For the 2012, FLL sponsored the Senior Solutions Project, where students had to find a senior citizens partner, learn about the problems faced by seniors and create robotic solutions to help solve a problem, like dispensing medications.
The FLL, an international competition for students ages 9 to 16 years old in the US, Canada and Mexico, is designed to foster a deeper understanding about science and technology at a young ages.
Students attend FLL team meetings after school where they are introduced into the robotic programs, where they work together with other students to program an autonomous robot to score points on the playing surfaces and create solutions to a problem designed for each specific project
The Pill Popper 1.0 was designed to help senior citizens organize the medications they take, as there is more than one for different days of the week. Other problems students focused on was helping senior citizens stay fit and socially connected, or simple tasks like turning off the stove burners.
Through these programs student’s minds are stimulated through activity, social understanding and technological discovers. Some students have become so inspired from FLL competitions that they want to patent and protect their ideas, which is the whole philosophy behind the program.
By promoting the importance of acknowledging our senior citizens and integrating them into technology, FLL is doing more than just promoting volunteer work. Rather, they are creating a core set of values for our future generation of creators that will ultimately shape our future.

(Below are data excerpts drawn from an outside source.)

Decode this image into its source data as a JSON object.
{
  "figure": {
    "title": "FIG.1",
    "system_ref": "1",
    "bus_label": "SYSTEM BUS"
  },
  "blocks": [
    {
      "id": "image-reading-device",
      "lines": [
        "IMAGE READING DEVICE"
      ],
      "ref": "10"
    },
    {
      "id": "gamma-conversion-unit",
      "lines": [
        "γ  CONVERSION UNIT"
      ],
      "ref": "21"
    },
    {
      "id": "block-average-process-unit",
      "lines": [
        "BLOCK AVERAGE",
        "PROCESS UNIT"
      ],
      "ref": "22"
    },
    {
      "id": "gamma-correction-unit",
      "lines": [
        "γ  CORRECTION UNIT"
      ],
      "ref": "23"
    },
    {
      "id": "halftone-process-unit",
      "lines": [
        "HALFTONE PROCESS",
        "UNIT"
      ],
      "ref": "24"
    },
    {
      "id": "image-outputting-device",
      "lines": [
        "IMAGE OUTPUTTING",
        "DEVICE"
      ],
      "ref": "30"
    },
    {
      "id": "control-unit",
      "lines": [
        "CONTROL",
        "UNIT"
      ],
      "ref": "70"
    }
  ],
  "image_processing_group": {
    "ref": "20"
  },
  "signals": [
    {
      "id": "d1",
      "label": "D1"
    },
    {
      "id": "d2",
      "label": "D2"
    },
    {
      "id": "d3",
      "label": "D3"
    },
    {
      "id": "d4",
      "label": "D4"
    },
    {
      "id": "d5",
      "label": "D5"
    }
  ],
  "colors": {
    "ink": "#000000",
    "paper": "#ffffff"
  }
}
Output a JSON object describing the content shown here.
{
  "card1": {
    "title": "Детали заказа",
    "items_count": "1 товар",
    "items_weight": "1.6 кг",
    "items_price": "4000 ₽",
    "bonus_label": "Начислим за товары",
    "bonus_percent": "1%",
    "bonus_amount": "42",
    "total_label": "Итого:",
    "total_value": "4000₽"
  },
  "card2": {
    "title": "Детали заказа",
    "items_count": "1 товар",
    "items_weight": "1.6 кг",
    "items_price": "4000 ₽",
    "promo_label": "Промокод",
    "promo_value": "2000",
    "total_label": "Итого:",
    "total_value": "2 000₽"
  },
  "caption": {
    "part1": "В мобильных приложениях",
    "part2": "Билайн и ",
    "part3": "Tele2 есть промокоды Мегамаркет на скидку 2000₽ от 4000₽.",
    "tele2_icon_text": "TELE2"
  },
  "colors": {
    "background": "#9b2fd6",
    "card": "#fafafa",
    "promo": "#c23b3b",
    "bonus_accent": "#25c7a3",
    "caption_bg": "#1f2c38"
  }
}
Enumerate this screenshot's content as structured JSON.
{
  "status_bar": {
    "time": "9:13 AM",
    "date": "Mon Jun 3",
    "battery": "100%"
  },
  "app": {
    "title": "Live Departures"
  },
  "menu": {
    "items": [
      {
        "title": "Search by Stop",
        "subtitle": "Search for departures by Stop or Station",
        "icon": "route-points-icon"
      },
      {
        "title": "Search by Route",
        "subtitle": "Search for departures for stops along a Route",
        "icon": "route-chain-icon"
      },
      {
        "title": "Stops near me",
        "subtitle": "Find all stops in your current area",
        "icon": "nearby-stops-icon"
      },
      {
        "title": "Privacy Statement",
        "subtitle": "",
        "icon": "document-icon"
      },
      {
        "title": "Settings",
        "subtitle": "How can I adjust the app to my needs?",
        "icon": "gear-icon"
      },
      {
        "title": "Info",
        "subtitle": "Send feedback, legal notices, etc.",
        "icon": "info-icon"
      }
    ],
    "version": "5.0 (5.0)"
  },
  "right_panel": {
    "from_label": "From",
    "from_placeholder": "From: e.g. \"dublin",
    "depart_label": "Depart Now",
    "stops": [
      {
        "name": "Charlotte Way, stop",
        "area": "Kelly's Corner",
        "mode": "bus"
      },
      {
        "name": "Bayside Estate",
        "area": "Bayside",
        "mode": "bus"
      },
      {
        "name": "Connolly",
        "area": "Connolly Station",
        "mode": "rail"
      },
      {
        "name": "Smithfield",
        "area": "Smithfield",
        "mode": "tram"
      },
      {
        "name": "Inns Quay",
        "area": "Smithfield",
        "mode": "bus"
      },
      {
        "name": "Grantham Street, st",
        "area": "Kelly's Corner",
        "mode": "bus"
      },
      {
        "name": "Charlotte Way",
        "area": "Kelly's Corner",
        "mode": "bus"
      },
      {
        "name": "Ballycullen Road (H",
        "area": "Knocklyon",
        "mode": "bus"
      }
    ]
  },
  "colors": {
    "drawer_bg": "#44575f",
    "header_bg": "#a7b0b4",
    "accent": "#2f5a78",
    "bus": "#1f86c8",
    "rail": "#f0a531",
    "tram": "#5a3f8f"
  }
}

In the past, FLL competitions have been based on subjects like food safety, nanotechnology, climate and quality of life for the handicapped population. As the topics change each year students are exposed to a variety of potential career paths in different fields of science, technology and engineering.
Parents try to prepare their children for the future by helping them find a talent, and then paying for a lot of after school activities and private lessons. But in a world that is being drowned by technology and its new developments, it would make sense that a child would be more successful learning how to promote technology discoveries, rather than taking guitar lessons, right?